Episode Review – Don’t Call Me Shurley

So let’s take a figure with which people are so devoted and committed to that they’ll give up their entire lives in service for and build an entire episode around Him for an hour.  God on primetime TV.  THERE IS NO POSSIBLE WAY THIS COULD BACKFIRE!

Yeah I know I did it too, but I kept the scene short and sweet, and tried to avoid the largest theological mines!

You know I’m not even trying to be mad about that.  Though this show is begging for a 95 part thesis on all the theological errors in this hour.  They all but stated he’s Eric Kripke with that Revolution line so most of the time Metatron’s lines sounded more like the production cast whining about Kripke leaving.  And given the way the following years have treated canon, I started cheering Chuck on with his “you’ve all totally screwed this up” bit.  But…

I mean they go on and on about the beginning and NOBODY brings up where Death is supposed to fit into all this?  Death!  The man who said AND I QUOTE

Death: As old as God. Maybe older. Neither of us can remember anymore. Life, death, chicken, egg. Regardless — at the end, I’ll reap him, too.

I mean there’s no explanation here about how he was supposed to fit in?  The 3rd being?  Amara’s first created?  Her archangel?  NOTHING?  Ok, they left out the Leviathans in the recap, I’m pretty annoyed by that but sure it’s just another step in the “let’s erase Gamble’s efforts” they’ve been constantly doing.  But Death?  He WAS IN THE KRIPKE YEARS!  And Carvers!  Did hitting him with the scythe just complete erase him from continuity?

Oh but I do love how the show, even when asked, CANNOT explain what the hell Metatron’s goals or efforts were in season 9.  Read it.  Read it!!

METATRON: You know, I was a crappy, terrible god. My work was pretty much a lame, half-assed rewrite of your greatest hits. But at least I was never a coward!
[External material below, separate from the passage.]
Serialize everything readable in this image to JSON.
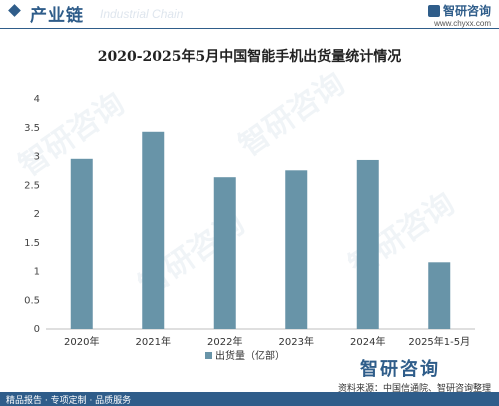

CHUCK: (Takes off his glasses and stops typing.) Yeah, you know, I have to say, I didn’t see the whole evil-turn thing coming.
CHUCK: (Chuckling.) Why did you try to be me?
METATRON: That was just a sad, pathetic cry for attention.
CHUCK: (Chuckling.) Who’s attention were you trying to get?

1) Again a total canon fail because he was cowardly.  2) See, that’s not a motivation, that’s just straight up meta-text confession of, “we got nothing.”  I know some are probably already trying to say, ‘but the motivation was attention.’  No, the villain Lucifer, as written by Kripke (God) had the motivation of wanting attention (demonstrated by words and deeds) along with additional layers such as pride and revenge.  The villain Metatron, as written by Carver (Metatron) NEVER indicated in any way he wanted attention, nor were there any demonstrated layers to his motivation.  The show has to make up something to explain what the heck Metatron was doing in S9 and they still half-assed it!  I mean he had the magical typewriter able to sort-of rewrite reality (maybe? again, never made clear) and the guy never TRIED to write, “and then God walked through the door and said, ‘get out of my chair!'” to see if it would bring back who he was seeking?  Really???  Say what you will about Gamble, at least you knew what the Leviathans (or Crowley or Raphael or…) wanted and why.  At least their dialog and actions FIT those motivations and made sense with them!  If you want to fix season 9, then either commit to REALLY fixing it (which may take an entire episode to straighten that mess out) or just burn it all down and stop referencing it – treat it like you treat anything from Gamble’s years.

Again this is all on the writers.  I love the actors, especially Rob and Curtis.  Pretty much them and some other touches (as well as the few correct instances of canon) makes this a 3 out of 5.

*deep breath*

The reason I love the original five season of Supernatural is because when I think about it, and consider stuff like… Azazel’s overarching plot, it becomes rewarding as new depths and layers are added to events.  It may have never been intended to be that deep or for things to line up that way, but it works that way regardless.  What has been killing me these last few seasons is that it is no longer rewarding, but punishing when trying to analyze it beyond the surface level.  That the only way to approach the story is completely superficial – that what is on screen is only what matters, that thinking is the enemy.

This was the episode I dreaded when it was first revealed Amara was sista!God, and I was neither surprised nor disappointed.